La nottata di Pasqua ha portato maltempo sull'intero territorio provinciale con temporali e grandine che,

Raffiche di vento fino a 80-100 chilometri sulla costa, ma soprattutto intense grandinate nell'entroterra del Cesenate. La nottata di Pasqua ha portato maltempo sull'intero territorio provinciale con temporali e grandine che, insieme a vento forte, hanno colpito a macchia di leopardo le campagne che si trovano ben oltre lo stato di risveglio primaverile, con verdure nei campi e frutti sugli alberi in pieno ingrossamento alla luce di una stagione piuttosto precoce, caratterizzata sinora da temperature ben oltre la media.

E’ quanto emerge da un primo monitoraggio della Coldiretti Forlì-Cesena in merito ai danni provocati dall'ondata di maltempo simbolo di una stagione schizofrenica, caratterizzata sinora da una lunga assenza di pioggia e dall'allarme siccità. “Le nostre campagne attendevano con ansia un po' di pioggia e invece, putroppo - afferma il presidente Coldiretti Forlì-Cesena Andrea Ferrini - è arrivata soprattutto la grandine, nell’attuale fase stagionale l’evento più temuto dagli imprenditori agricoli”. A marzo la temperatura è stata di ben 2,5 gradi superiore alla media del periodo di riferimento mentre le precipitazioni sono praticamente dimezzate (-54%) ma la pioggia, che è importante per dissetare i campi resi aridi dalla siccità, per essere utile deve cadere in modo costante e leggero mentre i forti temporali di domenica, accompagnati da grandine, non hanno fatto altro che aggravare i danni già fatti dalla siccità.

La prima linea temporalesca di domenica sera ha interessato la costa, Cesenatico, Gatteo e Bellaria in particolare, poi si è spinta fino a San Giorgio di Cesena sino a terminare nel Riminese, in particolare nella zona di Villa Verucchio, con grandinate rapide ma intense e vento molto forte.

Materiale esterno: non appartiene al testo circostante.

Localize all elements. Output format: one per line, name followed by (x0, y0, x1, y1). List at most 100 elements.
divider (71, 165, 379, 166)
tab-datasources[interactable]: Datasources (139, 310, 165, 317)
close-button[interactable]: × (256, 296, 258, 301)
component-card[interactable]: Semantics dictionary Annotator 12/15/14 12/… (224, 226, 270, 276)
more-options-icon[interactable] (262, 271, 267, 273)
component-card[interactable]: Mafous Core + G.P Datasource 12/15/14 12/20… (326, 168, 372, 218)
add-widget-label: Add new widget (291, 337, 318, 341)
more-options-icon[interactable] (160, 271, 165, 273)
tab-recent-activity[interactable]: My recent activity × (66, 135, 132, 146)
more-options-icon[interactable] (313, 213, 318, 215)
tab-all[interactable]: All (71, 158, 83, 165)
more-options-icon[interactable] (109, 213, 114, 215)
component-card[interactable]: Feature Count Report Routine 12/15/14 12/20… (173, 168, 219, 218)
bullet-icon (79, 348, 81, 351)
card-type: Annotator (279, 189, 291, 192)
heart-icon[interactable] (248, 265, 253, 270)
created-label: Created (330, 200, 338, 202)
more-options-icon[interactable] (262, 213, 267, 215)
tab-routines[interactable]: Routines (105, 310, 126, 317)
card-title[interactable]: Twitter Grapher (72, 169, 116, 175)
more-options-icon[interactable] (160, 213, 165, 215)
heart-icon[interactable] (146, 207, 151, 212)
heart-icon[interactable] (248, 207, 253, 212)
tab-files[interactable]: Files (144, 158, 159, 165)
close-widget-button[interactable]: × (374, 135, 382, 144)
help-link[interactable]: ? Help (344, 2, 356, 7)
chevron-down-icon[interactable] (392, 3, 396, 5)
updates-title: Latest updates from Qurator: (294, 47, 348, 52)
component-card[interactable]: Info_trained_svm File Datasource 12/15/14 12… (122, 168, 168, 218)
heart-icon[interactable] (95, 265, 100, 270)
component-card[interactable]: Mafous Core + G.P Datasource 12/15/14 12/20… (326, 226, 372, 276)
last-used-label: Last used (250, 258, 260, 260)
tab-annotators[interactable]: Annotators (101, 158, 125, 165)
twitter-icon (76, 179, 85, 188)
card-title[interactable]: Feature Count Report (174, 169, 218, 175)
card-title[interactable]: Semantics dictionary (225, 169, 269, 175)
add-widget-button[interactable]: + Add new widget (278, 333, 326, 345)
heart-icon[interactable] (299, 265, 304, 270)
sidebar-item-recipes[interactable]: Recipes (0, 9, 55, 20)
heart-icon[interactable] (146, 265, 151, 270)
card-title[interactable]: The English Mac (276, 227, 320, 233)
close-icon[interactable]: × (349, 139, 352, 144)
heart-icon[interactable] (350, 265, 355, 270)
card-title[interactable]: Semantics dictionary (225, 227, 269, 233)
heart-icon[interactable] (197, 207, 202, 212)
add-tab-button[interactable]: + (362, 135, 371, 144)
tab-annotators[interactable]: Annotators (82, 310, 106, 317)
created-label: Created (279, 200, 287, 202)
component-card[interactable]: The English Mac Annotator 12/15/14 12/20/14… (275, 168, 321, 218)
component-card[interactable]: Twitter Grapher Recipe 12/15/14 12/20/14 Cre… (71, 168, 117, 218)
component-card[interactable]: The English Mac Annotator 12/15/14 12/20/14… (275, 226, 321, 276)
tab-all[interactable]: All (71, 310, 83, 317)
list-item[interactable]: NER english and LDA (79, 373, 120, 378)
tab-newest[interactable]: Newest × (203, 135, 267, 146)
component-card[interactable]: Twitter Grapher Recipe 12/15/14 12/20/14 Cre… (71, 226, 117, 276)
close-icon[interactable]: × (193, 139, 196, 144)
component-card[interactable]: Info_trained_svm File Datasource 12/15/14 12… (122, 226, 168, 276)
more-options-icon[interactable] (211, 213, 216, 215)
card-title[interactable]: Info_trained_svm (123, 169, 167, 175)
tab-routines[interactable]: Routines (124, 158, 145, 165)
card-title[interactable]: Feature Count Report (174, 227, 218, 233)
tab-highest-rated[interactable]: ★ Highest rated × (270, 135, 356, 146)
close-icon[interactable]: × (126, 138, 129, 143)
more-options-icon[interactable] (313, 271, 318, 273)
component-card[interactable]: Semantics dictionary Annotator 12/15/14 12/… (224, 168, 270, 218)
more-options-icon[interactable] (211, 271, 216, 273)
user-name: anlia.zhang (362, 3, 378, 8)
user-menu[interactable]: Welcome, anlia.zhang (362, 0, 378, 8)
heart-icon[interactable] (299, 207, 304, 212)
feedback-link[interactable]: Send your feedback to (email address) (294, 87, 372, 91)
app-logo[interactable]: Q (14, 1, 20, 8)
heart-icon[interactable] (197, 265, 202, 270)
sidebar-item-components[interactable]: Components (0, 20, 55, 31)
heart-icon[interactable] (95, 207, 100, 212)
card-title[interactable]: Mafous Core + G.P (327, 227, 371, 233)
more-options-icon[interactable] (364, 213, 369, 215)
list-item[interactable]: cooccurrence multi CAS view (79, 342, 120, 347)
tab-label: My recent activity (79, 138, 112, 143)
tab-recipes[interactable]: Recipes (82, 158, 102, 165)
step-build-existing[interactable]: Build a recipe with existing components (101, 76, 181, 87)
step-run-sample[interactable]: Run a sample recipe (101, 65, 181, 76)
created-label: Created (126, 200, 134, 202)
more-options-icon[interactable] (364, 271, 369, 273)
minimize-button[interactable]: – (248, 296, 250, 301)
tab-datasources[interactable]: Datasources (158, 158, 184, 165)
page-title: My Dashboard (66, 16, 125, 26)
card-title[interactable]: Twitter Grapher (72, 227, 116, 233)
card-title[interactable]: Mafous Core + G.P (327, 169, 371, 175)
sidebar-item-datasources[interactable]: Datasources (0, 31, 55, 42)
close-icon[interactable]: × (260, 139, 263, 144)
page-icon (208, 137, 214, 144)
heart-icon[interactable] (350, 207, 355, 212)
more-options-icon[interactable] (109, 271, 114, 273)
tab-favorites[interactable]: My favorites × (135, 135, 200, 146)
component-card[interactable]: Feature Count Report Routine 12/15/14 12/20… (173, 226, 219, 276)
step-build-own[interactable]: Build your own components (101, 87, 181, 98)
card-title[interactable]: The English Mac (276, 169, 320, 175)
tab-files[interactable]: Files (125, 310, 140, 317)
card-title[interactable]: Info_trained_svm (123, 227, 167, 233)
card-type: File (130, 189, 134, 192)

Una successiva linea temporalesca ha poi colpito la pianura a nord e ad est di Forlì, portando grandine a Forlimpopoli, Santa Maria Nuova poi su fino a San Vittore di Cesena e Montiano. La terza e ultima fase si è abbattuta sull’appenino forlivese, in particolare tra Modigliana e Tredozio per poi scendere verso Portico, San Benedetto e Premilcuore. “Al momento – informa Ferrini - sono in corso rilevamenti in campo al fine di accertare le eventuali perdite economiche e fondiarie. Invitiamo tutti gli associati a fornire segnalazioni nei nostri uffici, necessarie per attivare tutte le procedure del caso”.